La película dirigida por Baltasar Kormákur se ubica en el periodo en que escalar la montaña más alta se había convertido, además del reto supremo de los montañeros, en un pasatiempo para millonarios. Fueron numerosas las empresas que organizaban «excursiones» a la preciada cima, colocando para ello facilidades tales como cuerdas fijas o escaleras que permitieran un ascenso relativamente cómodo para quienes pudieran costeárselo. La historia nos pone en la piel del gerente de una de estas empresas en su afán por llevar a un grupo de clientes a lo más alto, y relata cómo su excesiva indulgencia y los caprichos del clima llevan su expedición a la catástrofe.
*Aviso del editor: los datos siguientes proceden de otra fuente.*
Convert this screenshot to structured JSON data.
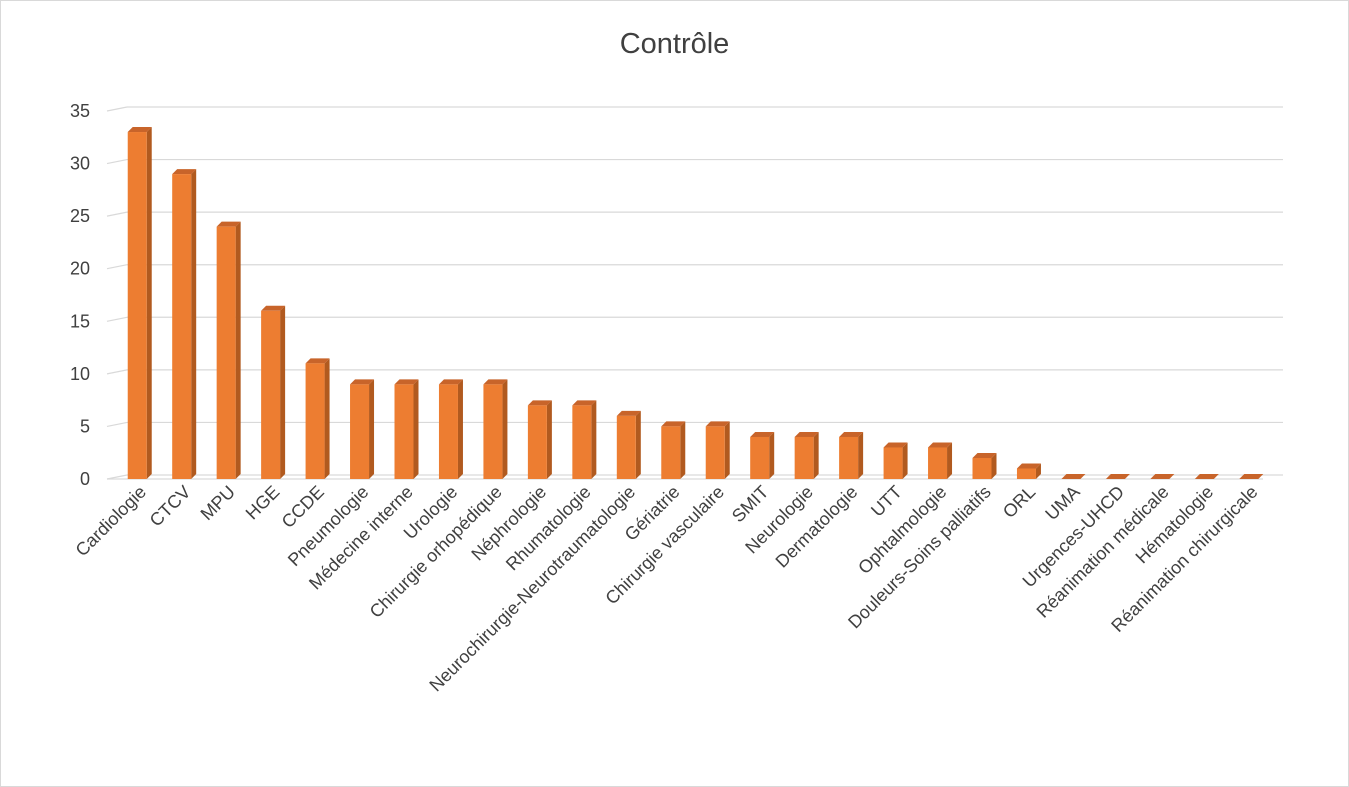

La realización, sin embargo, se queda corta al trazar la supuesta épica de una gesta a la que en nada ayuda un guión descafeinado. La empatía con los protagonistas es prácticamente nula, y el relato carece realmente de un conflicto potente que lleve a los espectadores al nivel de tensión que se le presupone. Sólo al final, cuando la montaña desata sus fuerzas, contemplamos el atisbo de una historia que gana en interés cuando toman el protagonismo los intentos de rescate y la lucha, no ya por coronar la cima sino por sobrevivir.
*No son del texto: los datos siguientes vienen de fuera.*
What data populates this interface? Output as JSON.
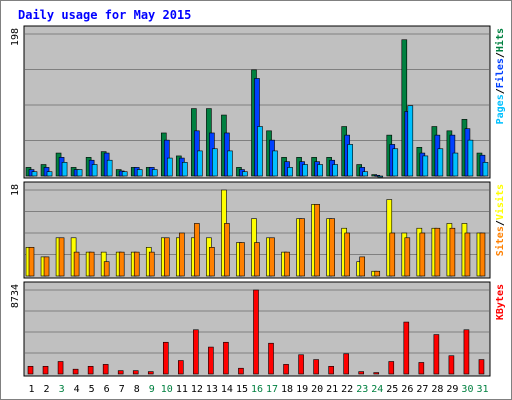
{
  "chart_data": {
    "type": "bar",
    "title": "Daily usage for May 2015",
    "categories": [
      "1",
      "2",
      "3",
      "4",
      "5",
      "6",
      "7",
      "8",
      "9",
      "10",
      "11",
      "12",
      "13",
      "14",
      "15",
      "16",
      "17",
      "18",
      "19",
      "20",
      "21",
      "22",
      "23",
      "24",
      "25",
      "26",
      "27",
      "28",
      "29",
      "30",
      "31"
    ],
    "weekend_days": [
      "3",
      "9",
      "10",
      "16",
      "17",
      "23",
      "24",
      "30",
      "31"
    ],
    "panels": [
      {
        "name": "hits-files-pages",
        "scale_label": "198",
        "ymax": 198,
        "legend": [
          {
            "text": "Pages",
            "color": "#00c0ff"
          },
          {
            "text": "/",
            "color": "#000000"
          },
          {
            "text": "Files",
            "color": "#0040ff"
          },
          {
            "text": "/",
            "color": "#000000"
          },
          {
            "text": "Hits",
            "color": "#008040"
          }
        ],
        "series": [
          {
            "name": "Hits",
            "color": "#008040",
            "values": [
              12,
              16,
              32,
              12,
              26,
              34,
              9,
              12,
              12,
              60,
              28,
              94,
              94,
              85,
              12,
              148,
              63,
              26,
              26,
              26,
              26,
              69,
              16,
              2,
              57,
              190,
              40,
              69,
              63,
              79,
              32
            ]
          },
          {
            "name": "Files",
            "color": "#0040ff",
            "values": [
              9,
              12,
              26,
              9,
              22,
              32,
              7,
              12,
              12,
              50,
              25,
              63,
              60,
              60,
              9,
              136,
              50,
              20,
              20,
              20,
              22,
              57,
              12,
              1,
              44,
              90,
              32,
              57,
              57,
              66,
              29
            ]
          },
          {
            "name": "Pages",
            "color": "#00c0ff",
            "values": [
              6,
              6,
              19,
              9,
              16,
              22,
              6,
              9,
              9,
              25,
              19,
              35,
              38,
              35,
              6,
              69,
              35,
              12,
              16,
              16,
              16,
              44,
              6,
              0,
              38,
              98,
              28,
              38,
              32,
              50,
              19
            ]
          }
        ]
      },
      {
        "name": "visits-sites",
        "scale_label": "18",
        "ymax": 18,
        "legend": [
          {
            "text": "Sites",
            "color": "#ff8000"
          },
          {
            "text": "/",
            "color": "#000000"
          },
          {
            "text": "Visits",
            "color": "#ffff00"
          }
        ],
        "series": [
          {
            "name": "Visits",
            "color": "#ffff00",
            "values": [
              6,
              4,
              8,
              8,
              5,
              5,
              5,
              5,
              6,
              8,
              8,
              8,
              8,
              18,
              7,
              12,
              8,
              5,
              12,
              15,
              12,
              10,
              3,
              1,
              16,
              9,
              10,
              10,
              11,
              11,
              9
            ]
          },
          {
            "name": "Sites",
            "color": "#ff8000",
            "values": [
              6,
              4,
              8,
              5,
              5,
              3,
              5,
              5,
              5,
              8,
              9,
              11,
              6,
              11,
              7,
              7,
              8,
              5,
              12,
              15,
              12,
              9,
              4,
              1,
              9,
              8,
              9,
              10,
              10,
              9,
              9
            ]
          }
        ]
      },
      {
        "name": "kbytes",
        "scale_label": "8734",
        "ymax": 8734,
        "legend": [
          {
            "text": "KBytes",
            "color": "#ff0000"
          }
        ],
        "series": [
          {
            "name": "KBytes",
            "color": "#ff0000",
            "values": [
              800,
              800,
              1300,
              500,
              800,
              1000,
              350,
              350,
              250,
              3300,
              1400,
              4600,
              2800,
              3300,
              600,
              8734,
              3200,
              1000,
              2000,
              1500,
              800,
              2100,
              250,
              150,
              1300,
              5400,
              1200,
              4100,
              1900,
              4600,
              1500
            ]
          }
        ]
      }
    ]
  },
  "colors": {
    "plot_background": "#c0c0c0",
    "panel_border": "#000000",
    "gridline": "#808080",
    "title": "#0000ff",
    "weekday_label": "#000000",
    "weekend_label": "#008040",
    "page_border": "#808080"
  }
}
Se salvan de la quema los magníficos planos aéreos y la fotografía de uno de los emplazamientos más hermosos del planeta. Filmada en parte en los escenarios reales, esta superproducción sufrió en sus carnes las inclemencias de un rodaje sumamente complejo: entre ascenso y descenso en helicóptero todo el equipo sufrió el mal de altura propio de los escaladores; los actores estuvieron al borde de la congelación en algunas escenas, y pequeñas avalanchas sepultaron el set en varias ocasiones. Destacan, igualmente, las interpretaciones de Jake Gyllenhaal y de Emily Watson, quien la semana pasada fue galardonada con el Premio Donostia a toda su carrera en el Festival de San Sebastián. Lástima que su aportación se quede en el ámbito de los secundarios y no entre el elenco de protagonistas.